What started as a school project later turned into a series of short documentaries for a filmmaking workshop. Over a year, Fetrat shot six videos, each about 10 minutes long. She called them Kabul Cards.

There’s one shaky video where Fetrat is recording her friends as they try on clothes and put on makeup in a shopping mall. There is plenty of talking over each other, hugs and giggles. The video is titled, “We are just four young women having fun.” 

This is how Fetrat fell in love with filmmaking. At first, it was fun, something she would do with friends when they hung out.

But over time, she says, she realized that this piece of technology is powerful.

“For me, it was a really good realization that I can use [a] camera and storytelling to tell the stories of Afghan women.” 

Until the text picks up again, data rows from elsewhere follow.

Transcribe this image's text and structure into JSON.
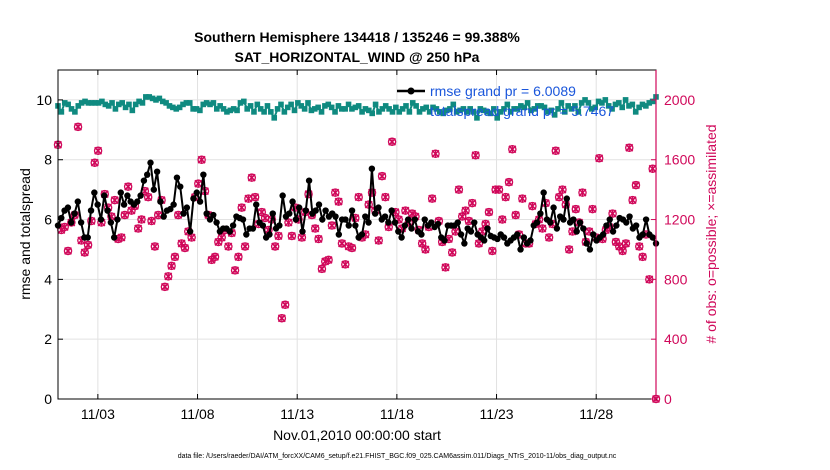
{
  "chart_data": {
    "type": "line",
    "title": "Southern Hemisphere 134418 / 135246 = 99.388%",
    "subtitle": "SAT_HORIZONTAL_WIND @ 250 hPa",
    "xlabel": "Nov.01,2010 00:00:00 start",
    "ylabel_left": "rmse and totalspread",
    "ylabel_right": "# of obs: o=possible; ×=assimilated",
    "footer": "data file: /Users/raeder/DAI/ATM_forcXX/CAM6_setup/f.e21.FHIST_BGC.f09_025.CAM6assim.011/Diags_NTrS_2010-11/obs_diag_output.nc",
    "x_tick_labels": [
      "11/03",
      "11/08",
      "11/13",
      "11/18",
      "11/23",
      "11/28"
    ],
    "x_tick_days": [
      3,
      8,
      13,
      18,
      23,
      28
    ],
    "xlim": [
      1.0,
      31.0
    ],
    "ylim_left": [
      0,
      11
    ],
    "ylim_right": [
      0,
      2200
    ],
    "y_ticks_left": [
      "0",
      "2",
      "4",
      "6",
      "8",
      "10"
    ],
    "y_ticks_right": [
      "0",
      "400",
      "800",
      "1200",
      "1600",
      "2000"
    ],
    "colors": {
      "rmse": "#000000",
      "spread": "#0f8a80",
      "obs": "#d0085a",
      "legend_text": "#1a56db",
      "grid": "#e2e2e2"
    },
    "legend": [
      {
        "name": "rmse grand pr = 6.0089"
      },
      {
        "name": "totalspread grand pr = 5.7467"
      }
    ],
    "series": [
      {
        "name": "rmse",
        "axis": "left",
        "values": [
          5.8,
          6.05,
          6.3,
          6.4,
          5.9,
          6.2,
          6.6,
          5.9,
          5.4,
          5.4,
          6.3,
          6.9,
          6.5,
          6.0,
          6.8,
          6.3,
          5.9,
          5.4,
          6.0,
          6.9,
          6.5,
          6.8,
          6.6,
          6.5,
          6.6,
          6.8,
          7.3,
          7.5,
          7.9,
          7.0,
          7.6,
          6.6,
          6.1,
          6.3,
          6.35,
          6.5,
          7.4,
          7.1,
          6.2,
          6.4,
          5.6,
          6.7,
          6.9,
          6.6,
          7.5,
          6.2,
          6.0,
          6.15,
          5.9,
          5.6,
          5.7,
          5.7,
          5.6,
          5.8,
          6.1,
          6.05,
          6.0,
          5.5,
          5.7,
          5.7,
          6.5,
          5.9,
          5.8,
          5.4,
          5.5,
          6.2,
          5.7,
          5.8,
          6.8,
          6.1,
          6.2,
          6.6,
          6.0,
          6.4,
          5.6,
          6.3,
          7.3,
          6.2,
          6.3,
          6.5,
          6.0,
          6.3,
          6.1,
          6.2,
          6.1,
          5.5,
          6.0,
          6.0,
          5.8,
          6.3,
          5.8,
          5.4,
          5.5,
          6.1,
          5.9,
          7.7,
          6.2,
          6.4,
          6.0,
          6.1,
          5.9,
          6.3,
          5.9,
          5.6,
          5.4,
          5.8,
          6.0,
          5.7,
          6.0,
          5.6,
          5.5,
          6.0,
          5.8,
          5.9,
          5.75,
          5.85,
          5.4,
          5.3,
          5.8,
          5.8,
          5.8,
          5.9,
          5.5,
          5.2,
          5.7,
          5.6,
          5.9,
          5.5,
          5.4,
          5.3,
          5.7,
          5.45,
          5.4,
          5.35,
          5.5,
          5.4,
          5.2,
          5.3,
          5.4,
          5.5,
          5.0,
          5.4,
          5.2,
          5.3,
          5.8,
          5.9,
          6.2,
          6.9,
          6.0,
          5.9,
          6.4,
          5.7,
          6.1,
          6.0,
          6.7,
          5.9,
          6.0,
          5.6,
          5.9,
          5.7,
          5.2,
          5.0,
          5.5,
          5.3,
          5.4,
          5.5,
          5.8,
          6.0,
          5.6,
          5.8,
          6.05,
          6.0,
          5.9,
          6.1,
          5.7,
          5.8,
          5.4,
          5.5,
          6.0,
          5.5,
          5.4,
          5.2
        ]
      },
      {
        "name": "totalspread",
        "axis": "left",
        "values": [
          9.8,
          9.6,
          9.9,
          9.85,
          9.7,
          9.6,
          9.8,
          9.9,
          9.95,
          9.9,
          9.9,
          9.9,
          9.9,
          9.95,
          9.85,
          9.8,
          9.9,
          9.7,
          9.85,
          9.9,
          9.75,
          9.85,
          9.65,
          9.85,
          9.95,
          9.9,
          10.1,
          10.1,
          10.05,
          10.0,
          10.05,
          9.95,
          9.9,
          9.8,
          9.75,
          9.7,
          9.75,
          9.85,
          9.9,
          9.9,
          9.7,
          9.7,
          9.65,
          9.85,
          9.9,
          9.85,
          9.9,
          9.7,
          9.8,
          9.7,
          9.6,
          9.65,
          9.7,
          9.65,
          9.9,
          9.95,
          9.7,
          9.8,
          9.6,
          9.85,
          9.7,
          9.6,
          9.8,
          9.6,
          9.4,
          9.7,
          9.85,
          9.6,
          9.75,
          9.85,
          9.65,
          9.9,
          9.8,
          9.7,
          9.9,
          9.65,
          9.7,
          9.75,
          9.6,
          9.8,
          9.85,
          9.75,
          9.6,
          9.8,
          9.7,
          9.7,
          9.85,
          9.7,
          9.75,
          9.8,
          9.6,
          9.7,
          9.65,
          9.55,
          9.85,
          9.6,
          9.7,
          9.8,
          9.7,
          9.6,
          9.75,
          9.6,
          9.7,
          9.8,
          9.6,
          9.9,
          9.8,
          9.6,
          9.7,
          9.75,
          9.6,
          9.75,
          9.7,
          9.6,
          9.55,
          9.65,
          9.7,
          9.85,
          9.6,
          9.65,
          9.7,
          9.6,
          9.7,
          9.6,
          9.4,
          9.7,
          9.65,
          9.6,
          9.55,
          9.7,
          9.4,
          9.6,
          9.7,
          9.85,
          9.6,
          9.7,
          9.7,
          9.8,
          9.75,
          9.9,
          9.65,
          9.7,
          9.8,
          9.8,
          9.75,
          9.6,
          9.65,
          9.5,
          9.7,
          9.9,
          9.6,
          9.8,
          9.7,
          9.8,
          9.6,
          9.9,
          10.0,
          9.9,
          9.7,
          9.75,
          9.95,
          9.9,
          10.0,
          9.8,
          9.7,
          9.85,
          9.9,
          9.75,
          10.0,
          9.8,
          9.85,
          9.6,
          9.75,
          9.85,
          9.8,
          9.9,
          9.95,
          10.1
        ]
      },
      {
        "name": "obs_count",
        "axis": "right",
        "values": [
          1700,
          1130,
          1150,
          990,
          1180,
          1230,
          1820,
          1060,
          980,
          1030,
          1190,
          1580,
          1660,
          1180,
          1370,
          1280,
          1220,
          1330,
          1070,
          1080,
          1230,
          1420,
          1260,
          1290,
          1140,
          1200,
          1390,
          1350,
          1190,
          1020,
          1230,
          1330,
          750,
          820,
          890,
          950,
          1230,
          1040,
          1010,
          1120,
          1080,
          1350,
          1440,
          1600,
          1390,
          1230,
          930,
          950,
          1050,
          1080,
          1130,
          1020,
          1110,
          860,
          950,
          1280,
          1020,
          1340,
          1480,
          1350,
          1170,
          1250,
          1210,
          1130,
          1200,
          1020,
          1090,
          540,
          630,
          1180,
          1090,
          1280,
          1200,
          1080,
          1250,
          1370,
          1230,
          1140,
          1070,
          870,
          920,
          930,
          1160,
          1380,
          1320,
          1040,
          900,
          1020,
          1010,
          1210,
          1350,
          1080,
          1100,
          1300,
          1380,
          1260,
          1060,
          1490,
          1350,
          1150,
          1720,
          1250,
          1200,
          1140,
          1260,
          1180,
          1240,
          1220,
          1130,
          1040,
          1000,
          1150,
          1340,
          1640,
          1190,
          1050,
          880,
          1070,
          980,
          1120,
          1400,
          1220,
          1260,
          1190,
          1310,
          1630,
          1040,
          1120,
          1170,
          1250,
          990,
          1400,
          1400,
          1200,
          1350,
          1450,
          1670,
          1230,
          1100,
          1340,
          1040,
          1040,
          1290,
          1170,
          1200,
          1140,
          1310,
          1080,
          1170,
          1660,
          1350,
          1400,
          1300,
          1000,
          1120,
          1270,
          1180,
          1380,
          1050,
          1120,
          1270,
          1080,
          1610,
          1070,
          1130,
          1150,
          1240,
          1050,
          1020,
          990,
          1040,
          1680,
          1330,
          1430,
          1020,
          950,
          1100,
          800,
          1540,
          0
        ]
      }
    ]
  }
}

So, she started to include social commentaries in her videos. One issue that got her fired her up was the street harassment she and her friends endured on a daily basis in Kabul.

In one of her videos, Fetrat asks a cab driver why he thinks men harass women on the streets.

“It’s their fault,” the driver responds. “When they dress immodestly, they trigger men.”

Fetrat says she and her friends learned to use their cameras as weapons. The moment men catcalled them on the street, they would whip them out and start recording.

“We used to just hold the camera and tell them, ‘You’ll see yourself on TV,’ and then they would be really scared. Some of them would apologize. But I think that experience showed me how empowering holding a camera and being able to tell the stories is.”

Fetrat’s documentary about street harassment got a lot of attention in Afghanistan in 2013. So much, in fact, that she was invited to talk about it on national television. She was just 17 years old at the time.

In that program, when the host asks her to talk about her personal experience, she chokes up.

“Street harassment has taken a serious toll on my well-being,” she explains. “As a young woman, I struggle with this every day.”

Five years later, Fetrat is a documentary filmmaker. And she refers to herself as a feminist. She dedicates the work that she does to her mother, who passed away last year.

“Whenever I think about feminism that I believe in, I think of my mother who, until the day she passed away — she didn’t even know what feminism means but I think the way she lived, the way she carried herself and the way she brought us up — showed me how many feminists were inside her.” 

This fall, Fetrat is off to Budapest, Hungary, where she begins a master’s degree in gender studies.

She says that’s something she has dreamed of since she was that 15-year-old girl with a flip camera in her hand.